Kennery, a regular blogger on payroll and pensions matters, claims that unscrupulous employers will have nowhere to hide in 2015. She commented: “The government has already made an example of over 50 employers, who have been made to pay arrears to their employees and been on the receiving end of fines. These penalties can total up to £20,000 and in extreme cases, prosecution could follow, so it simply doesn’t make sense for any business to try to avoid paying employees the National Minimum Wage.“The Department for Business Innovation and Skills has shown its intent and 2015 promises an even greater purge as more disadvantaged employees become aware of the Pay and Work Rights Helpline, which, in effect, is a telephone hotline for whistleblowers, allowing employees to report Minimum Wage abuses in strict confidence.”
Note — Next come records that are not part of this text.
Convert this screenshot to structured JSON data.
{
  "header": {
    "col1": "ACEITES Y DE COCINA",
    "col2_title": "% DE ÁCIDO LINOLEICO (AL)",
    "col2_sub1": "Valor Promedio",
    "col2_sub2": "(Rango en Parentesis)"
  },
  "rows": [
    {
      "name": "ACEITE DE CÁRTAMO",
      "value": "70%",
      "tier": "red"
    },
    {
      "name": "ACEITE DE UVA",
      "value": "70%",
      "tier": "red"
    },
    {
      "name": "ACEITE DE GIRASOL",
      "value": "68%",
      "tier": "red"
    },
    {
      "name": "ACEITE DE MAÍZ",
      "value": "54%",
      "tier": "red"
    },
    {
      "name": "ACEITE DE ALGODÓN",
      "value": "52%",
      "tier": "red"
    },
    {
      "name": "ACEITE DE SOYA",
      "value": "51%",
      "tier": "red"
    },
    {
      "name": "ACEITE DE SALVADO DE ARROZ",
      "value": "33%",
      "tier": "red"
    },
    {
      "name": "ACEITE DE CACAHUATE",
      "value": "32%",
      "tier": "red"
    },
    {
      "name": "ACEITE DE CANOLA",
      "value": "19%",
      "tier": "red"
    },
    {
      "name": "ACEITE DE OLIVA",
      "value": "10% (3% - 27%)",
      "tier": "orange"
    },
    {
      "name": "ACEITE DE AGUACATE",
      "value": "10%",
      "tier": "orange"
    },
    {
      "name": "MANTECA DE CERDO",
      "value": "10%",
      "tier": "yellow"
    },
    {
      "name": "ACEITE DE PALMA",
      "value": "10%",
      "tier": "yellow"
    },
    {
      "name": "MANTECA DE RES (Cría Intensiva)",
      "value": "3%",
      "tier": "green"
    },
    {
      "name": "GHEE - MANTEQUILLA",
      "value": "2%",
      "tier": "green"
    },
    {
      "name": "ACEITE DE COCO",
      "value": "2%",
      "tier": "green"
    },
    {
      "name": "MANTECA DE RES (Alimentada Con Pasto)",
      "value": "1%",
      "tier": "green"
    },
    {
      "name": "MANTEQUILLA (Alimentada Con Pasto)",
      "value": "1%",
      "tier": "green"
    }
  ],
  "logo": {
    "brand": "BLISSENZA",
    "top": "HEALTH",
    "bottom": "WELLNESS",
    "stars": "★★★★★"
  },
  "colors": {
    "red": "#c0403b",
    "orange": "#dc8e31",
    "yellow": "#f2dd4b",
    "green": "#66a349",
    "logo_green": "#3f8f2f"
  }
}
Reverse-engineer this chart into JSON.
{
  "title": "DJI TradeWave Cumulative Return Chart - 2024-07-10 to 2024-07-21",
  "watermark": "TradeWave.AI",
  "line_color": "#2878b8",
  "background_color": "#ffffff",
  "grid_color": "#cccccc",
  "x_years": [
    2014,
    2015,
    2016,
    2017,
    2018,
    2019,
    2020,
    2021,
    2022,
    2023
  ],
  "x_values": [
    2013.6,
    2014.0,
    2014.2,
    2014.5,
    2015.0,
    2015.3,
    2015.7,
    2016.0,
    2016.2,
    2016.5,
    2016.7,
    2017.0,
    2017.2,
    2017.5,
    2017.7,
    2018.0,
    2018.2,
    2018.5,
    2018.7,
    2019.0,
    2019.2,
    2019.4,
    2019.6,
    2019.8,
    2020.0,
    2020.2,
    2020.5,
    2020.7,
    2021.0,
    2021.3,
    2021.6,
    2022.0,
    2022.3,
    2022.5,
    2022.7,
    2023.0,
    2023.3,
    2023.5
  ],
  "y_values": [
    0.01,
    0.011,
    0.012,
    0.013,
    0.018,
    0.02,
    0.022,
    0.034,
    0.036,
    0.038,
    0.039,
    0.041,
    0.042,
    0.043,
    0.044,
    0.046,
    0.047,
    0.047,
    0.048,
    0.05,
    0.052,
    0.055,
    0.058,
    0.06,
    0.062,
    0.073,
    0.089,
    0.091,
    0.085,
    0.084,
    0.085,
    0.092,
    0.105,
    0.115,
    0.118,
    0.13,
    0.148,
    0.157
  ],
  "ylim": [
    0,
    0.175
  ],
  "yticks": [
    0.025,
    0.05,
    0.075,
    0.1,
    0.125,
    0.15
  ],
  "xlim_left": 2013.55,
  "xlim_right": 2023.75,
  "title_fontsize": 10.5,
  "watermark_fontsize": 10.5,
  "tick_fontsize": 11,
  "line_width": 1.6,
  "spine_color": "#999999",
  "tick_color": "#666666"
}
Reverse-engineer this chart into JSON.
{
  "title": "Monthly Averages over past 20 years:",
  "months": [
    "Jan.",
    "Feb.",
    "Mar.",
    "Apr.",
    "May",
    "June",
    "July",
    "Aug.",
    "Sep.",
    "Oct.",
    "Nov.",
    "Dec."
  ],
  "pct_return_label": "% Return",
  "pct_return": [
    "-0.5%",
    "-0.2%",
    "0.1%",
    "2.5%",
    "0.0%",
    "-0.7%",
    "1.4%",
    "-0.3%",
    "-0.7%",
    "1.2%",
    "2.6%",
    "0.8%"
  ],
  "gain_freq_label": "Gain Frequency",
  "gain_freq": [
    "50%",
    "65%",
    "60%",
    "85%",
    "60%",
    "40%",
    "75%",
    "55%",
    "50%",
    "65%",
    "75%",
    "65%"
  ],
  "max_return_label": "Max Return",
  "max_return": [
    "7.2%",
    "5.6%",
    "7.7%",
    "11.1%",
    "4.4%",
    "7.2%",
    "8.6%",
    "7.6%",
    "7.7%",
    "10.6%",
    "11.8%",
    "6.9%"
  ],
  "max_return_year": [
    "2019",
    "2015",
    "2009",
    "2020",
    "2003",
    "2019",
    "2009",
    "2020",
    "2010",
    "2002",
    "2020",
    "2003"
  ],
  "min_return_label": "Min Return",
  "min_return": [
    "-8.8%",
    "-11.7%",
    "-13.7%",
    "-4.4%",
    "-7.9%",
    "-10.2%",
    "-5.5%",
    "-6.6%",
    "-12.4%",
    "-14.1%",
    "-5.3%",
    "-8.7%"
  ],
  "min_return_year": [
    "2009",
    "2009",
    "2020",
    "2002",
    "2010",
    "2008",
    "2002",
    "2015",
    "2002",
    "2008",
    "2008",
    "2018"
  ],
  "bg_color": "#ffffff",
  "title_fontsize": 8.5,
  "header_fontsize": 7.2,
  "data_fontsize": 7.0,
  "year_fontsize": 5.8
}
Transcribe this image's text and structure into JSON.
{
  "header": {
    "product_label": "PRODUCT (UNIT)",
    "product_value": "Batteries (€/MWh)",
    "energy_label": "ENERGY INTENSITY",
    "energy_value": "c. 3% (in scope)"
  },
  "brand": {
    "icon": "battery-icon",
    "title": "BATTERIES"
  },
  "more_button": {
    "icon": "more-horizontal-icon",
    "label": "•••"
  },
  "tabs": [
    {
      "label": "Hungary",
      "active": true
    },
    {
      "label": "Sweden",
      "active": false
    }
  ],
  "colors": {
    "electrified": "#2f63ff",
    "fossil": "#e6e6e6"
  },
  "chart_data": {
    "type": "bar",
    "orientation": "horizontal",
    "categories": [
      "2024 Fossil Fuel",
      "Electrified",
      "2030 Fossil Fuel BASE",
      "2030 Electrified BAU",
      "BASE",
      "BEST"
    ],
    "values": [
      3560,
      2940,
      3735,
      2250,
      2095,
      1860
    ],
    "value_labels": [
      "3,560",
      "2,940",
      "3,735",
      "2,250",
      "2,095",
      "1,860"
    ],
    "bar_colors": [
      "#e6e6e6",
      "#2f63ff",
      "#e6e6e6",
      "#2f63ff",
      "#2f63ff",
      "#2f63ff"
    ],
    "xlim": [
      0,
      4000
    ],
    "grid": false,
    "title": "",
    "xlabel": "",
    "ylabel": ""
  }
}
The government’s Small Business, Enterprise and Employment Bill will ensure that the strict penalties in force will be applied for each case of an underpaid worker and not per employer. Business Minister, Jo Swinson, speaking last month, urged employees to report abuses of the National Minimum wage but also encouraged employers to seek advice to ensure they are aware of their obligations. She said: “All workers are entitled to the minimum wage. This isn’t a generous gesture by employers, this is the law.”Lisa Kennery has advised businesses to seek advice, either from payroll specialists or via the Government’s helpline, if they are unsure about their obligations. She added: “Of course, unscrupulous employers looking to flout the law are unlikely to seek advice but the vast majority of businesses will and those who have professional advisers will be fully aware of their responsibilities and minimum wage rates, which will increase annually in October of each year. The minority of businesses attempting to circumvent the law will find 2015 a very unforgiving year and a potentially expensive one!” From October 2014 the National Minimum Wage rates are: age 16-17, £3.79; 18-20, £5.13 and 21 and over £6.50. For apprentices under the age of 19, or in the first year of an apprenticeship, the rate is £2.73 per hour.